Karin Serres - Rouergue


La science-fiction pour les jeunes se présente souvent sous la forme d’une dystopie qui extrapole à partir de nos réalités et inquiétudes actuelles. Dans ce roman, la Nature n’est plus qu’un souvenir pour les hommes qui vivent sous des dômes où sont projetées des images de ciel, sans oublier la création de pluies et tombers de feuilles à l’automne !… l’idée est jolie ! L’autre principe sur quoi repose cette dystopie est terrifiant : les machines pourvoient à tout, les hommes n’ayant plus à s’occuper que de leurs loisirs en sont arrivés à une civilisation du jeu virtuel, tous jouent dans un bonheur lénifiant procuré par les ondes alphas dont les machines les entourent. Cette idée originale ne sera pas vraiment développée dans le roman qui tire plutôt le fil écologique avec ces héros aux mains vertes. Cette expression imagée contient l’idée d’une bonne relation humain-plante. Le roman la développe de façon littérale, les héros découvrant un beau matin que leurs mains, et seulement elles, sont réellement devenues vertes.
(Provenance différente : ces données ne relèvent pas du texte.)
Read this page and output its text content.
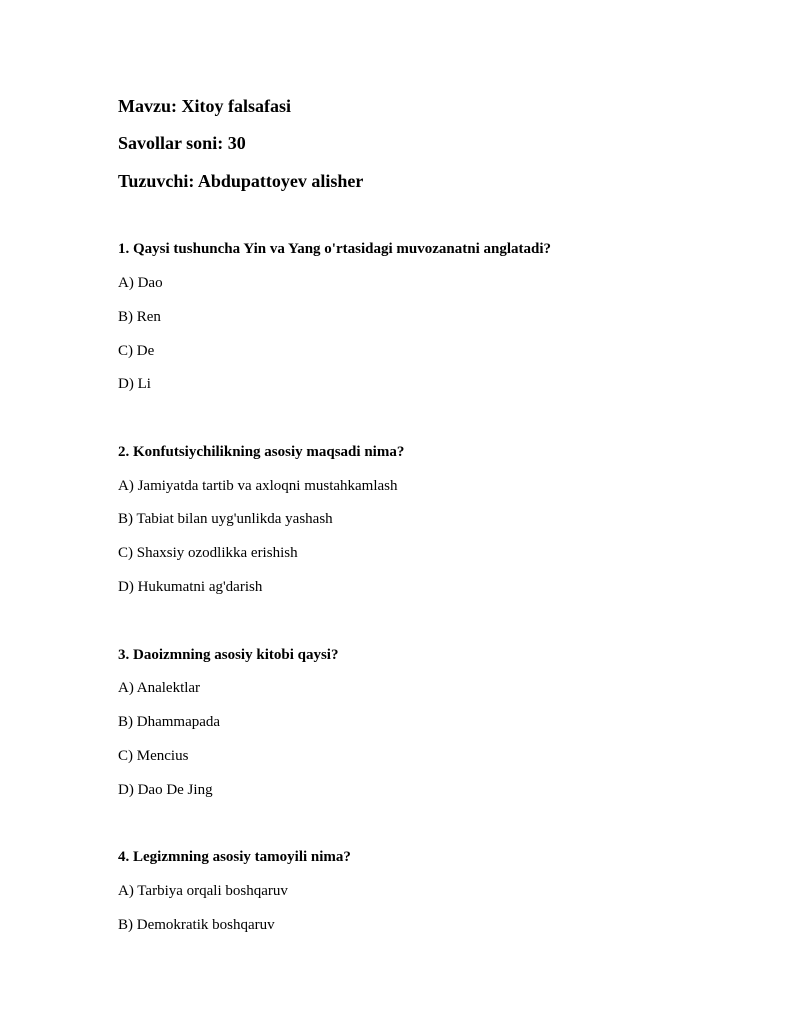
Mavzu: Xitoy falsafasi
Savollar soni: 30
Tuzuvchi: Abdupattoyev alisher
1. Qaysi tushuncha Yin va Yang o'rtasidagi muvozanatni anglatadi?
A) Dao
B) Ren
C) De
D) Li
2. Konfutsiychilikning asosiy maqsadi nima?
A) Jamiyatda tartib va axloqni mustahkamlash
B) Tabiat bilan uyg'unlikda yashash
C) Shaxsiy ozodlikka erishish
D) Hukumatni ag'darish
3. Daoizmning asosiy kitobi qaysi?
A) Analektlar
B) Dhammapada
C) Mencius
D) Dao De Jing
4. Legizmning asosiy tamoyili nima?
A) Tarbiya orqali boshqaruv
B) Demokratik boshqaruv
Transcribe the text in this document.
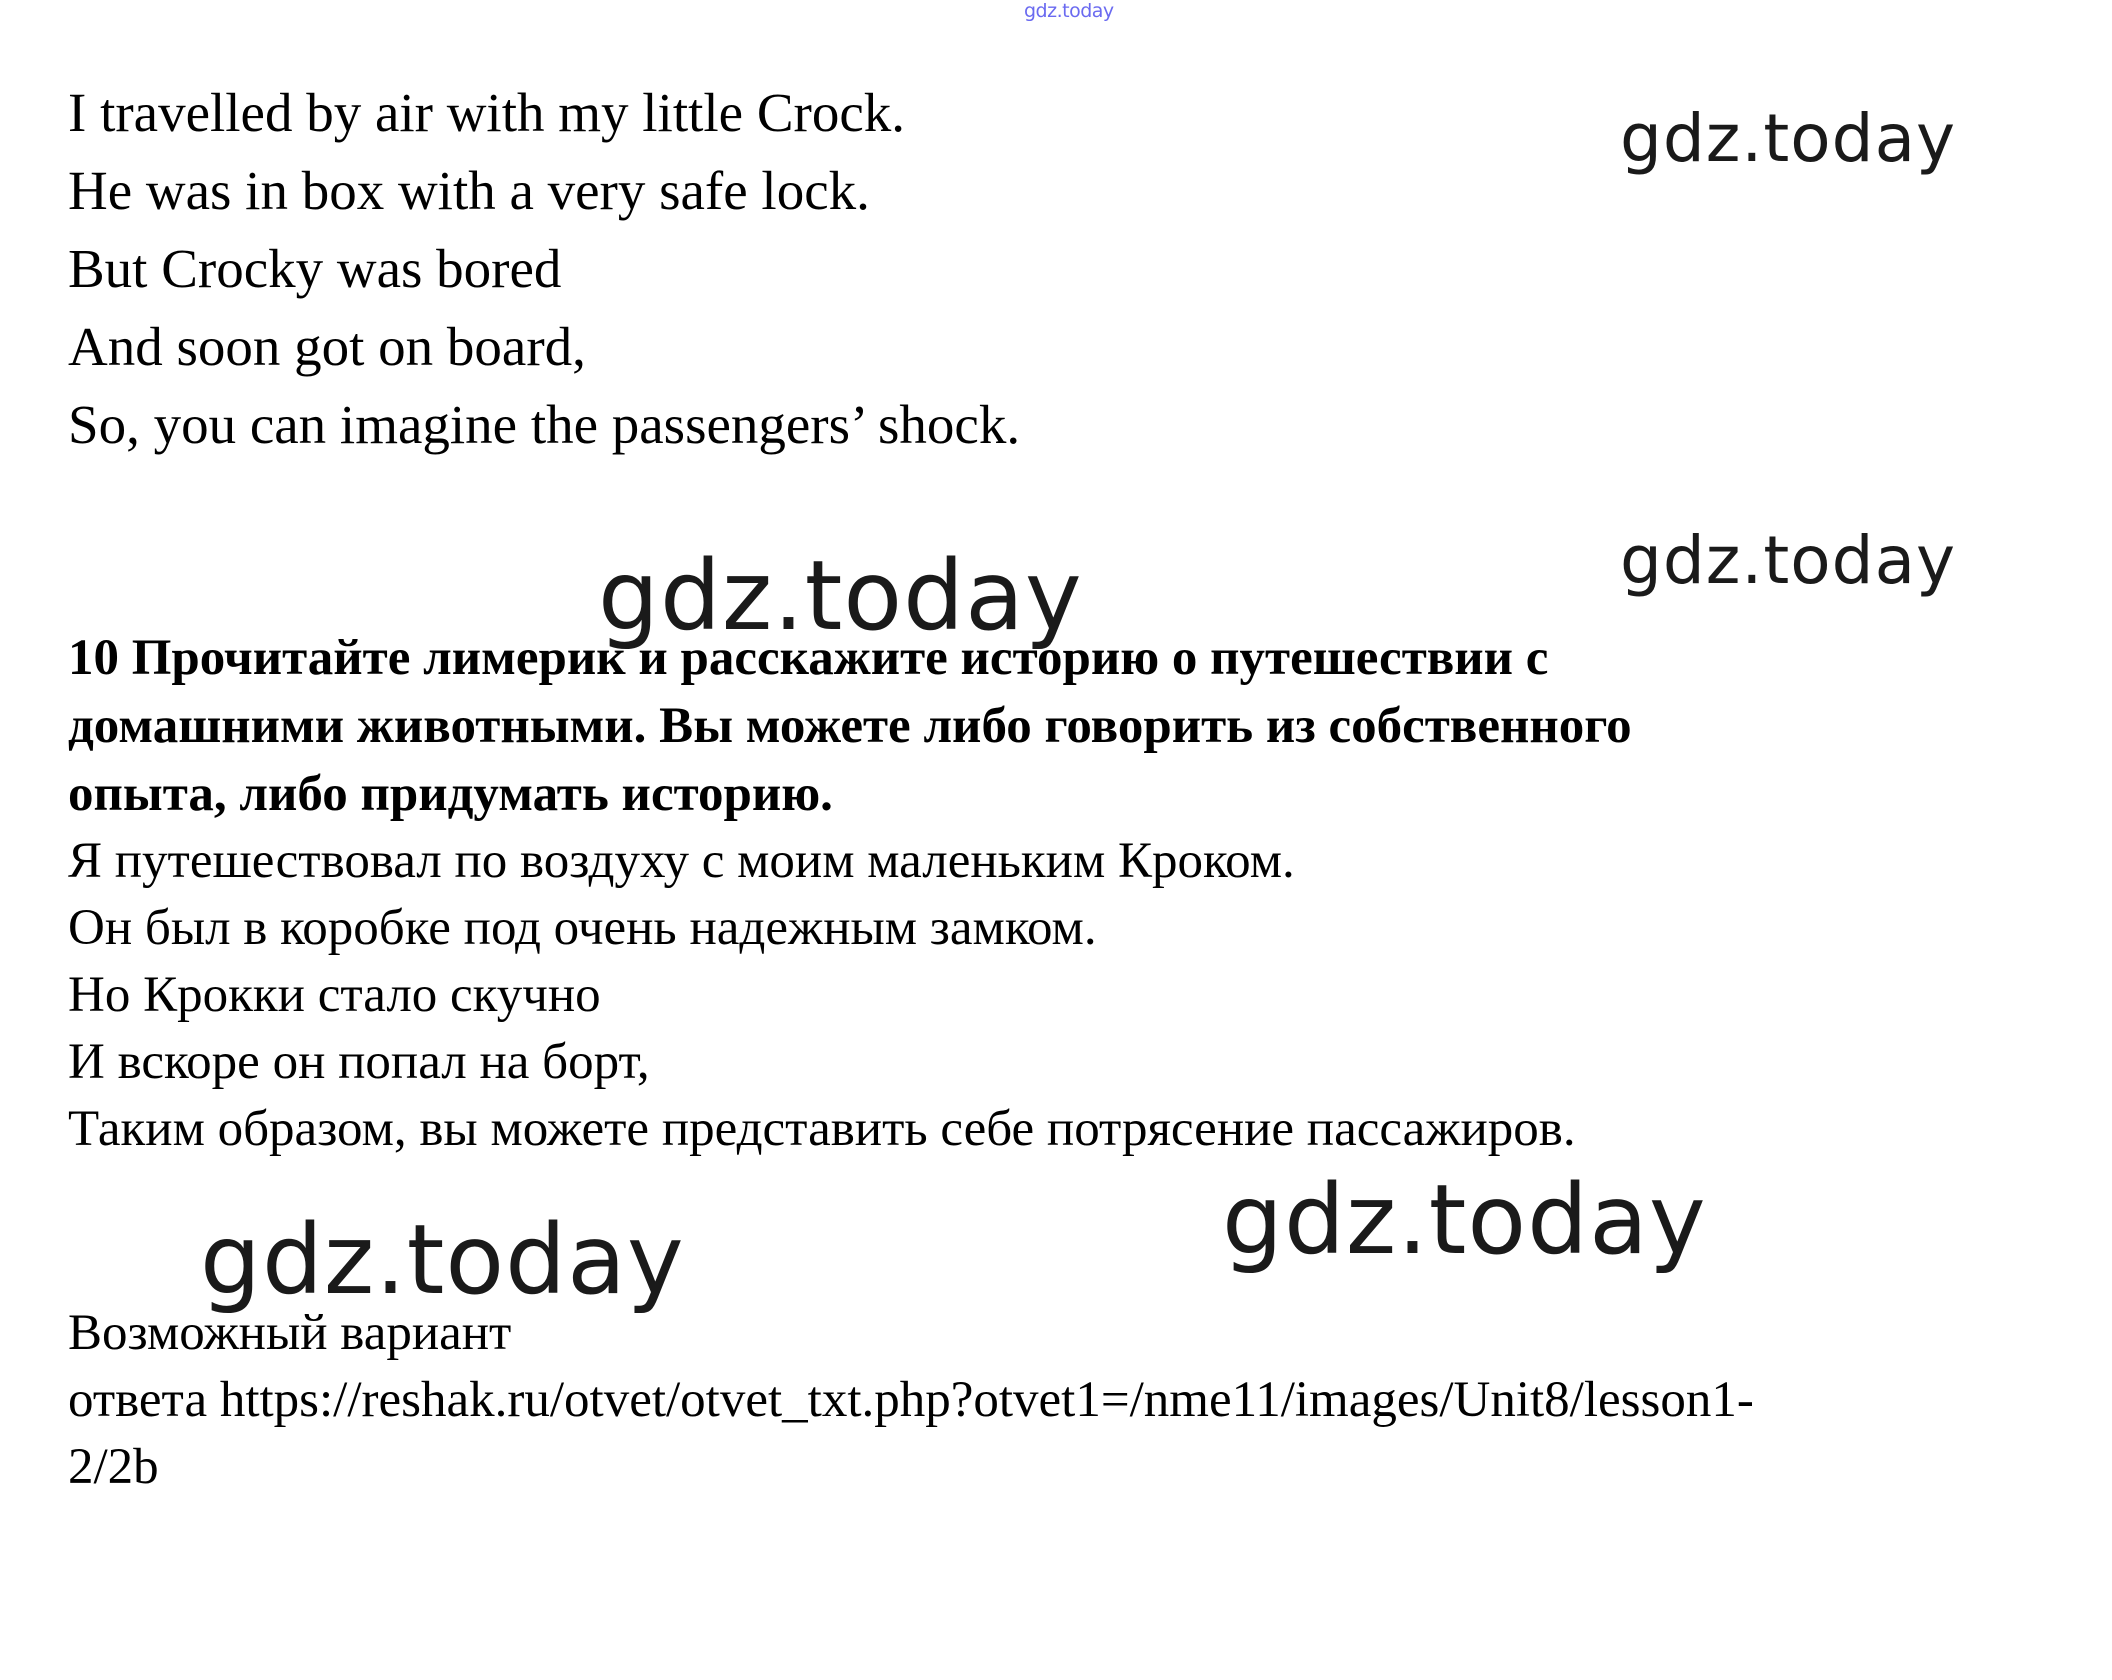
gdz.today
I travelled by air with my little Crock.
He was in box with a very safe lock.
But Crocky was bored
And soon got on board,
So, you can imagine the passengers’ shock.
10 Прочитайте лимерик и расскажите историю о путешествии с
домашними животными. Вы можете либо говорить из собственного
опыта, либо придумать историю.
Я путешествовал по воздуху с моим маленьким Кроком.
Он был в коробке под очень надежным замком.
Но Крокки стало скучно
И вскоре он попал на борт,
Таким образом, вы можете представить себе потрясение пассажиров.
Возможный вариант
ответа https://reshak.ru/otvet/otvet_txt.php?otvet1=/nme11/images/Unit8/lesson1-
2/2b
gdz.today
gdz.today
gdz.today
gdz.today
gdz.today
Ils découvrent en même temps qu’ils ont des pouvoirs, surtout celui de se transporter dans l’espace et dans le temps et surtout qu’ils ont une mission, sauver les Happa no ko, « enfants de feuilles ». Ces êtres qui sont de pures énergies ne prennent forme visible que d’être couverts de feuilles mortes !… et sont pourchassés par les machines pour aspirer leur énergie. Là commence une fantasy proche du merveilleux, difficile à expliquer tant les causalités sont farfelues. Guère de science et une fiction un peu enfantine, ce roman facile à lire nous semble plus adapté à un lectorat de 9 à 12 ans, il apparait comme le synopsis d’un roman dans la collection Epik qui nous a habitués à des ouvrages plus exigeants.